Stockholm Data Parks, a partnership between the city of Stockholm; Stockholm Exergi, an energy company; Ellevio, a power grid operator; and others, aim to produce 10% of the heat required to meet Stockholm’s warming needs by 2035.
Around 1% of the world’s electricity is consumed each year by data centers, which also produce a tremendous quantity of heat that is typically wasted. Thus, in an inventive attempt to repurpose what is typically regarded as an unnecessary byproduct of computer servers’ constant number-crunching, Cities in Sweden and Norway are working to recycle the heat given off by data centers.
The majority of data centers just vent all that heat outside. However, by directing it into the underground water systems that run beneath a city or town, this heat can also be regenerated. After warming up houses, workplaces, or other facilities, the hot water returns to the data center to be heated up once again, beginning the cycle all over again.
According to Erik Rylander, the head of Stockholm Data Parks, everyone benefits when data center heat is recycled. Stockholm Exergi purchases all the waste heat that is offered by local data centers during the eight coldest months of the year and distributes it across the enormous district heating system of the city. Furthermore, Rylander said that data centers “get paid for something that is normally just a cost for them, which is cooling,” and that heat is less expensive than alternative sources.
The municipality of Bjrnafjorden in Norway is building Lyseparken, a business district, with all the necessary infrastructure for substantial data center heat recycling already in place. In a typical data center, the hundreds or thousands of servers produce a lot of heat, which must be vented out to avoid dangerously high temperatures.

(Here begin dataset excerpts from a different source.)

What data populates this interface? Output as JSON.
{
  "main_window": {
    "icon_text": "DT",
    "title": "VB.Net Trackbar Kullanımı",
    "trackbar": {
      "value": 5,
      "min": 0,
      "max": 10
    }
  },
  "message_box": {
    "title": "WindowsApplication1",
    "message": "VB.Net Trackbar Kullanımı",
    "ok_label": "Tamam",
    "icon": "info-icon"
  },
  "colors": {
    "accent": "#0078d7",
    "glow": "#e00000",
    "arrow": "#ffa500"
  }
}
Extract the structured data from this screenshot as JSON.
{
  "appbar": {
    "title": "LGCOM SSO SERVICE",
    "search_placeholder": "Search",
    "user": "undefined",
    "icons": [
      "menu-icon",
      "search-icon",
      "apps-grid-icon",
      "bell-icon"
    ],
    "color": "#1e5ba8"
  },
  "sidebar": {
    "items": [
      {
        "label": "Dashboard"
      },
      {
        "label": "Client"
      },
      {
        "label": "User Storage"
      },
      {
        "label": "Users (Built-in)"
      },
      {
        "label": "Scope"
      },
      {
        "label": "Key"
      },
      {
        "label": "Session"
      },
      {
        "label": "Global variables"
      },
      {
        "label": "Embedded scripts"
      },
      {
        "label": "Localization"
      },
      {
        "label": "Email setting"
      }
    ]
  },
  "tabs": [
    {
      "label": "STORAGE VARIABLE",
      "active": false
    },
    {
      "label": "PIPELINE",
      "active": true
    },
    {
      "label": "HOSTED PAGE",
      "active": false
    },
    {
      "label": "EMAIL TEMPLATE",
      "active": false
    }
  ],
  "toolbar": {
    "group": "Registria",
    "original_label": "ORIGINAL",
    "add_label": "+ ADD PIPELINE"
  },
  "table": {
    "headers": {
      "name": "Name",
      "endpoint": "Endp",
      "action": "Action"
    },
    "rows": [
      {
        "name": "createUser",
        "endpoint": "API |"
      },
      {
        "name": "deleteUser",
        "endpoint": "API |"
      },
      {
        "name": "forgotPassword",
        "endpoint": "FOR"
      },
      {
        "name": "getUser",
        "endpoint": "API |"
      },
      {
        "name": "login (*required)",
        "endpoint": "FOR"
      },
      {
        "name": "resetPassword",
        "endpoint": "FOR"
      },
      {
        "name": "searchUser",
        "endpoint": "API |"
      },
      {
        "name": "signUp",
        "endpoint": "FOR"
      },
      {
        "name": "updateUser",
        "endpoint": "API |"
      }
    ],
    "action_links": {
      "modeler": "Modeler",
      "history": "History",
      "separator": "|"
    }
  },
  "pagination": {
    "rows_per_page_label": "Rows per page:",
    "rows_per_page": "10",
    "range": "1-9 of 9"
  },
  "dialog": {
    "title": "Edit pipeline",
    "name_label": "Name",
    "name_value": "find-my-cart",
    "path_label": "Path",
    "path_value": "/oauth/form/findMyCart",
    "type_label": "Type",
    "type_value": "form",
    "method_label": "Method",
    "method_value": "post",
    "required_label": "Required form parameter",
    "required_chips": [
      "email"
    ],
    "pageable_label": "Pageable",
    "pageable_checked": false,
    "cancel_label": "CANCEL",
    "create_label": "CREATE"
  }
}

On a smaller scale, companies and other organizations have been experimenting with data center heat recycling. One of these is the Amazon headquarters in Seattle, which is heated using surplus heat from a nearby data center. Over a 25-year period, the program, according to Amazon, will save electricity use by around 80 million kilowatt hours. Additionally, an adjacent office building uses the waste heat from the data center at Syracuse University.

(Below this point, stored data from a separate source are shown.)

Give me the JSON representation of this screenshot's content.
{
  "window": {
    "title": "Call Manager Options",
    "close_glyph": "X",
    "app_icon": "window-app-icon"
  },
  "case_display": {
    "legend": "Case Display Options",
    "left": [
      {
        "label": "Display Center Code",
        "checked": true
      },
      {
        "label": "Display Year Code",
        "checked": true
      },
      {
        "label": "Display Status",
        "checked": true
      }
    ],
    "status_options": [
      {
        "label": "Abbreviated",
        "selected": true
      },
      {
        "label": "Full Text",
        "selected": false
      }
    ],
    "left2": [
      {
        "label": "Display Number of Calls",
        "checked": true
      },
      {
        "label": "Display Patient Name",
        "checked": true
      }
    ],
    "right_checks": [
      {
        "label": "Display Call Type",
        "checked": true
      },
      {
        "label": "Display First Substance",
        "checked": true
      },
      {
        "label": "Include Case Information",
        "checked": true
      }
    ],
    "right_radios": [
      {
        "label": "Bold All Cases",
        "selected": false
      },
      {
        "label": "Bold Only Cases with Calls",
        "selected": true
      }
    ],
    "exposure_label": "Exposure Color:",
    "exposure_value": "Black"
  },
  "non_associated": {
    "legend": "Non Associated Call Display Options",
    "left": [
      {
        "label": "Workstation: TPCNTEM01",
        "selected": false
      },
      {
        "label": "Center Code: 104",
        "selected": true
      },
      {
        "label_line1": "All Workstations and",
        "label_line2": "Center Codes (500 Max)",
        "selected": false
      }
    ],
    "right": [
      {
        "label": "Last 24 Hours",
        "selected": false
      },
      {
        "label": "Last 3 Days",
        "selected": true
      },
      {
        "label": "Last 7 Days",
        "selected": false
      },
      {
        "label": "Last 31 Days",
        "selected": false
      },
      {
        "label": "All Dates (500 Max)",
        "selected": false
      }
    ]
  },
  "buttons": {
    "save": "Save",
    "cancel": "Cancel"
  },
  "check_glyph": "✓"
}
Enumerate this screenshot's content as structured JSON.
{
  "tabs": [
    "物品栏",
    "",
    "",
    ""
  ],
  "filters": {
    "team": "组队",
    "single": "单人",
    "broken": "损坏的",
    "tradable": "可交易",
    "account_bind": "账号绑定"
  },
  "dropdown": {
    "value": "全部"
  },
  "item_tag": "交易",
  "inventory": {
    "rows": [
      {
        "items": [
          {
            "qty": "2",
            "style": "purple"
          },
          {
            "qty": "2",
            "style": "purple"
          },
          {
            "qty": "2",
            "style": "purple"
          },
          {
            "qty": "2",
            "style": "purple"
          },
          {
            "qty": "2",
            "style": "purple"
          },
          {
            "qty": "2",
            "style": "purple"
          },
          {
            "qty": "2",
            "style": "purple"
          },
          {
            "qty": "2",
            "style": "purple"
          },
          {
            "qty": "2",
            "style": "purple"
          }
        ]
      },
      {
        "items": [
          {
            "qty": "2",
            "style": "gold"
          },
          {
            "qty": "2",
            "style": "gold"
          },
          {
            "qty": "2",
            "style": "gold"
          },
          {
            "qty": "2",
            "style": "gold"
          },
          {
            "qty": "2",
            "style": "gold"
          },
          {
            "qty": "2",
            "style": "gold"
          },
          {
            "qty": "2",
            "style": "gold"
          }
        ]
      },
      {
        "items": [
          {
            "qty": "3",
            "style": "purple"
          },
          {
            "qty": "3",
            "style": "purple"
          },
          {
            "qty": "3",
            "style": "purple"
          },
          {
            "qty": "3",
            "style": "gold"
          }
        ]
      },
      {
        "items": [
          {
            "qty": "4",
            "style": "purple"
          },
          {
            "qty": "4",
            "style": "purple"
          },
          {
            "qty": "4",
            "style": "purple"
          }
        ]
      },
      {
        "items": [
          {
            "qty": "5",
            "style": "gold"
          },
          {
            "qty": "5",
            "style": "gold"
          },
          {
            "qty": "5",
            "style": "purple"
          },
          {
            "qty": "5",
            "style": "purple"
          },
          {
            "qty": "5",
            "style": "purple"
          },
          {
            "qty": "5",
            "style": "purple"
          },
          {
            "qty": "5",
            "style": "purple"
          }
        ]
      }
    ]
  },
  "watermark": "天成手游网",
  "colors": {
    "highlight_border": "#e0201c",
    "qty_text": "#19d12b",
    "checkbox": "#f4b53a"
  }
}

However, according to Jon Sivert Rykkel, Bjørnafjorden business manager, in towns and cities that aren’t already set up for it, it is difficult and expensive to develop the necessary infrastructure for data center heat recycling. In order to lay the infrastructure down more cheaply, Bjrnafjorden decided to establish Lyseparken in a previously rural, undeveloped location.
Moreover, Rykkel added that the development of Lyseparken has lasted seven years, and that the project’s completion might take up to three decades.